The first exercise, in which the equation of the line is varied but the circle remains invariant, is designed to highlight the connection between the number of solutions to the simultaneous equation and number of times the line meets the circle. Questions I will ask alongside this include:

*[putting the line in any position] If I solve these two equations simultaneously, can you predict how many solutions there will be? [then, moving the line] And now? And now?*

The second exercise, in which the centre of the circle is varied but the tangent remains invariant, is designed to draw attention to the (moving) point of tangency, and the relationship between this and the solution to the simultaneous equation, which will be of the form 5(x-a)^2 = 0.

What matters is not only the tasks, but how they are used.
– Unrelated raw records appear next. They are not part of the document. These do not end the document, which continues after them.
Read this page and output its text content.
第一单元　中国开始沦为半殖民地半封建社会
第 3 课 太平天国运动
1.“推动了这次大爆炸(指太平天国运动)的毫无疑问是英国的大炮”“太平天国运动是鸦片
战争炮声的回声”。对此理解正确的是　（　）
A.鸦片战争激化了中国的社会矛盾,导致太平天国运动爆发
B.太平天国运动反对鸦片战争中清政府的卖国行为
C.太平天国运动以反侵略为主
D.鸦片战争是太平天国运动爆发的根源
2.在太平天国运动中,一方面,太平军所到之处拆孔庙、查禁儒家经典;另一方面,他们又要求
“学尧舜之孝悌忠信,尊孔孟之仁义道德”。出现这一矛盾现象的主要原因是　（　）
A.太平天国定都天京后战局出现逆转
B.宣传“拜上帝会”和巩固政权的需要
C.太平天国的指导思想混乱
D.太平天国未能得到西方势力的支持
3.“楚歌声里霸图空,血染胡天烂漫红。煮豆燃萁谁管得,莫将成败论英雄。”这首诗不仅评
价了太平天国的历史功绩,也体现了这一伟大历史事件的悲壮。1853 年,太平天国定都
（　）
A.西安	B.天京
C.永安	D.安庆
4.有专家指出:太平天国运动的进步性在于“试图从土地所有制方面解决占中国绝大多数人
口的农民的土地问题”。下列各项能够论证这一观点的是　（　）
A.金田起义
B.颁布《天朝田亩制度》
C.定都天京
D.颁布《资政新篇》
Alongside each exercise, I will invite learners to predict before acting:

*What do you expect will happen when you solve these simultaneous equations?*

The third exercise, in which the equations of the circles are varied but the point of tangency remains invariant, is designed to draw attention to the fact that the solution to the simultaneous equations will be of the form k(x-2)^2 = 0.

The fourth exercise, in which the tangent 'rotates' around an invariant circle, is designed to draw attention to the infinite tangents that one circle can have. This exercise might not be necessary, but I am aware that we have only worked with tangents with gradient 2 at this point. I wanted to vary this, to avoid automation when substituting the equation of the line into the circle equation.

Underlying each of these exercise is a subsidiary awareness, that the radius and tangent have perpendicular gradients. I have not stressed this because (a) the learners I am working with have a good grasp of this, and (b) attending to this might reduce the chance of learners attending to the key awareness, the 'algebraic representation' of tangency.